Der ewige Jude (II.)

(Das Wirken der Propaganda) muss auch immer mehr auf das Gefühl gerichtet sein und nur sehr bedingt auf den sogenannten Verstand.

Jede Propaganda hat volkstümlich zu sein und ihr geistiges Niveau einzustellen nach der Aufnahmefähigkeit des Beschränktesten (…). Handelt es sich aber, wie bei der Propaganda für die Durchhaltung eines Krieges, darum, ein ganzes Volk in ihren Wirkungsbereich zu ziehen, so kann die Vorsicht bei der Vermeidung zu hoher geistiger Voraussetzungen gar nicht groß genug sein. (…) Gerade darin liegt die Kunst der Propaganda, dass sie, die gefühlsmäßige Vorstellungswelt der großen Masse begreifend, in psychologisch richtiger Form den Weg zur Aufmerksamkeit und weiter zum Herzen der breiten Massen findet.

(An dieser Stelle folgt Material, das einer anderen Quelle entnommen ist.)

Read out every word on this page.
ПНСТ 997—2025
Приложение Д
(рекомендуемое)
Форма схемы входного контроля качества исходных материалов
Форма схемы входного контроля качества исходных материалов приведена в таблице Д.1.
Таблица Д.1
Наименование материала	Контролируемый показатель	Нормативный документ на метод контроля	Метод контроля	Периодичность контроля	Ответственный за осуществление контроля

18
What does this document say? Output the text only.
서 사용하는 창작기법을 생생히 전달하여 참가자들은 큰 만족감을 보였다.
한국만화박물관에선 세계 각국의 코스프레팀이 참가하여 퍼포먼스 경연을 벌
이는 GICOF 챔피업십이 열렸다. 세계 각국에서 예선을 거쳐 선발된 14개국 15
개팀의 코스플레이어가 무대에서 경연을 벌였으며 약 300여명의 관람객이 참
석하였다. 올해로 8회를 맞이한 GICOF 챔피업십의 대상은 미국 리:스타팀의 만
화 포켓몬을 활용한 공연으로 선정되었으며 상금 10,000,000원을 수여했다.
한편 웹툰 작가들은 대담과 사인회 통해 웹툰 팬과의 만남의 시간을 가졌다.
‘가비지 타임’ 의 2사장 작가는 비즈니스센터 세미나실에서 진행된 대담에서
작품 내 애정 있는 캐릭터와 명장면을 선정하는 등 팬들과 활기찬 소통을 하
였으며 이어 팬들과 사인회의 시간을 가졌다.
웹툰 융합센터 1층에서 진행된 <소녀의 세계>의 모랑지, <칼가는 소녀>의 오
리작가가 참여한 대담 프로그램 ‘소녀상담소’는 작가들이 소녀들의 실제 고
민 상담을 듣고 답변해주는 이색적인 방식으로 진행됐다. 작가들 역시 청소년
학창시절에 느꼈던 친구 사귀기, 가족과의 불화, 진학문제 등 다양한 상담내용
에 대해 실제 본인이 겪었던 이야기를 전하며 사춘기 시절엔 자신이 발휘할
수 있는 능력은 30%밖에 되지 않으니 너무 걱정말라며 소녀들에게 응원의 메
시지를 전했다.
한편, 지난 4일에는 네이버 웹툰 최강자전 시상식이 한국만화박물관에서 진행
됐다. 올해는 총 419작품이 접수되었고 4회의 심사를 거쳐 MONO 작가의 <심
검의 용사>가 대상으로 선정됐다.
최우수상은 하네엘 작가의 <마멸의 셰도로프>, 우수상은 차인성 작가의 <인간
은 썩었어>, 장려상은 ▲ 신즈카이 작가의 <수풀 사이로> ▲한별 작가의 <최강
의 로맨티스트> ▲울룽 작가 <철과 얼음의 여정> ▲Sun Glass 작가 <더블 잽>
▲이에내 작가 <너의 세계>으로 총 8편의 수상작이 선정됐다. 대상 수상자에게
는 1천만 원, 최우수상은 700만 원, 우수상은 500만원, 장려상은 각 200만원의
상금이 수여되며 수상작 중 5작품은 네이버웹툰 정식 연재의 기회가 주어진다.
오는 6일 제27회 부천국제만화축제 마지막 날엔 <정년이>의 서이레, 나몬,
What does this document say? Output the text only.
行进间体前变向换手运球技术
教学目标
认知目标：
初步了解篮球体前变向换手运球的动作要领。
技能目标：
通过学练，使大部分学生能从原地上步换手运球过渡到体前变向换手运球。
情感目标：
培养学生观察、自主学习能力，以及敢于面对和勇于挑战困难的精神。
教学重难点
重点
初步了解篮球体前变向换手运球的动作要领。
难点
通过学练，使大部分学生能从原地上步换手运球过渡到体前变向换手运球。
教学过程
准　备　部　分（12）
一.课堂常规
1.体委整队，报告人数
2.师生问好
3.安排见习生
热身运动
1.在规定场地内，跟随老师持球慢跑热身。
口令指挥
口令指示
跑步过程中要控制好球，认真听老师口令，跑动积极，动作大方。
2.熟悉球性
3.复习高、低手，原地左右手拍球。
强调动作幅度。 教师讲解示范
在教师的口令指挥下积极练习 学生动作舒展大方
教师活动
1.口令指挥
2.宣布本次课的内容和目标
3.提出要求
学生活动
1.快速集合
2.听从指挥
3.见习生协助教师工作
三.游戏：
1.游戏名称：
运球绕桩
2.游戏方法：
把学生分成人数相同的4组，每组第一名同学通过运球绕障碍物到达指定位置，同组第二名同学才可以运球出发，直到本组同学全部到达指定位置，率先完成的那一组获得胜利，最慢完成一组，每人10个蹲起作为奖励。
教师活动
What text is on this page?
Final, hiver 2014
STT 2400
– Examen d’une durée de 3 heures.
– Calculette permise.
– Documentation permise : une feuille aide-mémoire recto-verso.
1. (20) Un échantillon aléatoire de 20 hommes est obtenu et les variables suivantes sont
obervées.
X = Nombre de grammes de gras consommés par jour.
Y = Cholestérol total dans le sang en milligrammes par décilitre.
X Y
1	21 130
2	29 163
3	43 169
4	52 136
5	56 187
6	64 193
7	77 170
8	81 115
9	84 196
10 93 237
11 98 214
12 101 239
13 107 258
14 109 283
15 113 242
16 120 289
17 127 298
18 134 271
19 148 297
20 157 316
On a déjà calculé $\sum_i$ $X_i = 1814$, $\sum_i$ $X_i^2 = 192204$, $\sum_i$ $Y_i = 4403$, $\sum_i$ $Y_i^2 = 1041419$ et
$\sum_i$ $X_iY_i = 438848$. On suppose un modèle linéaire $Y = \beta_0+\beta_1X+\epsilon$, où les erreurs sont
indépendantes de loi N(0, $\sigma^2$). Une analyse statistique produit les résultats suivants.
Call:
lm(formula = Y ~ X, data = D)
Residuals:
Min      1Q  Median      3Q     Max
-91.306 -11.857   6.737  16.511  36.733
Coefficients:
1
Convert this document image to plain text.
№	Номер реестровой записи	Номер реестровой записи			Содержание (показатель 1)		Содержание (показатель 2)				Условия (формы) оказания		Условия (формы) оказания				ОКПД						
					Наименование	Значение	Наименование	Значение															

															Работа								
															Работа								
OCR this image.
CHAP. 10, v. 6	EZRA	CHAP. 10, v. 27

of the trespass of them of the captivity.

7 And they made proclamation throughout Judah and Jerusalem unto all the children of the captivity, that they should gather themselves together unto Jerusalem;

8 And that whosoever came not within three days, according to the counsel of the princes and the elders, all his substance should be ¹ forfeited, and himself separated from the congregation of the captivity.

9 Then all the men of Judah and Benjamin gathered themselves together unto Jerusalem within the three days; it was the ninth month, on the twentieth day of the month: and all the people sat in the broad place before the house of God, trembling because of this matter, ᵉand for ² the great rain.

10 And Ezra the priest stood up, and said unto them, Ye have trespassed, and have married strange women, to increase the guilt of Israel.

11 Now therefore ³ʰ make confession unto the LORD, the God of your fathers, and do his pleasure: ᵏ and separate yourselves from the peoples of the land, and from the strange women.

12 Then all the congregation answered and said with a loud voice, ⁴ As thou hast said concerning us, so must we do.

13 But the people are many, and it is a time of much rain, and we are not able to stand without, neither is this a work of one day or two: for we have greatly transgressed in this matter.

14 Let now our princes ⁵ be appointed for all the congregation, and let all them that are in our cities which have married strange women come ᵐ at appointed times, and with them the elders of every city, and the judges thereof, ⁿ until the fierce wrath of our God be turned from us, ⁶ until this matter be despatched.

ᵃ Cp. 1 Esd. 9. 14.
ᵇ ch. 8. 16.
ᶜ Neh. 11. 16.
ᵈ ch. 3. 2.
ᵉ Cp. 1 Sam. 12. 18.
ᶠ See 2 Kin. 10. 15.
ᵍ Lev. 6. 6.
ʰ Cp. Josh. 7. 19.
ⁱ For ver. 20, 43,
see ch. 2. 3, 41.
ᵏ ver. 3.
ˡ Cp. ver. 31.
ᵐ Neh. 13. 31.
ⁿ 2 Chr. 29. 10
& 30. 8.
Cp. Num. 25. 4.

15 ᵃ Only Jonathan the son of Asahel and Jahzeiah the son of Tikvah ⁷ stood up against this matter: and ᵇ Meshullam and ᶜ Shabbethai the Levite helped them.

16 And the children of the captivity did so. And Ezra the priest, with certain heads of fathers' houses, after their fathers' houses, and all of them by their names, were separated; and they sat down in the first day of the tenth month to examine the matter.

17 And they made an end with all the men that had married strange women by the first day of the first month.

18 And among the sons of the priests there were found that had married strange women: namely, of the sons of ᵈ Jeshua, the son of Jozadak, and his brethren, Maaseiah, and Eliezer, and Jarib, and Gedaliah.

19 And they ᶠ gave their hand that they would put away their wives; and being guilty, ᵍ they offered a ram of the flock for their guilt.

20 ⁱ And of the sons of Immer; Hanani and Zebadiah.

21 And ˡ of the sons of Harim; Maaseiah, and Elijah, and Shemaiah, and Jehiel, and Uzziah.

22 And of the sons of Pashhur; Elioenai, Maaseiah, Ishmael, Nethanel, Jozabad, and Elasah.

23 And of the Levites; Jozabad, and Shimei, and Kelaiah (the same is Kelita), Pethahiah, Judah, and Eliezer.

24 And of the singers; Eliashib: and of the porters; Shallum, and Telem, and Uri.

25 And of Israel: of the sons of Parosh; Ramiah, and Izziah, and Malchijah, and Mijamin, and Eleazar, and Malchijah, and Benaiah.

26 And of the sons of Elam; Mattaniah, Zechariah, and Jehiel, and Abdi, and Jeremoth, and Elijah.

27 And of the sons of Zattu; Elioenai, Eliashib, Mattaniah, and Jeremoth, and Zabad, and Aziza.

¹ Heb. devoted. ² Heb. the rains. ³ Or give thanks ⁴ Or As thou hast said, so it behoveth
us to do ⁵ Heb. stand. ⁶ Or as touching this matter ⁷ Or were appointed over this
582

Adolf Hitler, Mein Kampf, S. 195–196.

Die Ausstellung „Der ewige Jude“ und der folgende Film waren ganz im Sinne dieses Verständnisses von Propaganda geschaffen worden. In der ersten Kammer der Ausstellung wurde die angeblich klar zu erkennende Physiognomie von Juden präsentiert, anhand derer sie zu erkennen seien – wobei das NS-Regime 1941 selbst indirekt eingestehen musste, dass es sich dabei um Pseudowissenschaft handelte als sie das Tragen des gelben Judensterns verpflichtend machten. Es folgten Kammern unter anderem über die vermeintliche Rolle des Judentums in der Geschichte und der Freimaurerei. Wie im letzten Artikel erwähnt, kam bei der Ausstellung in Wien noch ein eigener Raum zum Judentum in der ehemaligen Hauptstadt hinzu. Die Ausstellung setzte schiefe Wände, grelle Farben und etwa in der Kammer zu Freimaurerei düstere Beleuchtung ein, um ein Gefühl von Bedrohung in den Besuchern zu schüren. Die Innsbrucker Nachrichten sprachen von einem „Tatsachenbericht“, der „rein an sachlichen Gesichtspunkten angelegt“ sei. Vor dem „Anschluss“ gab in Österreich noch kritischere Stimmen. So schrieb das Das Neue Wiener Tagblatt über die Judenverfolgung des Regimes und die Münchner Ausstellung am 12. November 1937:

„Aber ist nun einmal so: die Welt außerhalb des Dritten Reiches, die ihr Wissen um deutsche Kultur nicht von den Herren Rosenberg und Goebbels bezieht, kümmert sich wenig um die rassistische Dogmatik, ihr ist ein Felix Mendelssohn-Bartholdy noch immer ein echterer Repräsentant des deutschen Genius als ein Julius Streicher [der Herausgeber des NS-Blatts „Der Stürmer“] […]. Sein Denkmal vor dem Leipziger Gewandhaus, dieser altehrwürdigen Pflegestätte deutscher Tonkunst, ist beseitigt worden; das hindert aber nicht, dass seine Musik in allen fünf Erdteilen die Gemüter erfreut und überall als eine Kostbarkeit deutschen Geistergutes gewürdigt wird.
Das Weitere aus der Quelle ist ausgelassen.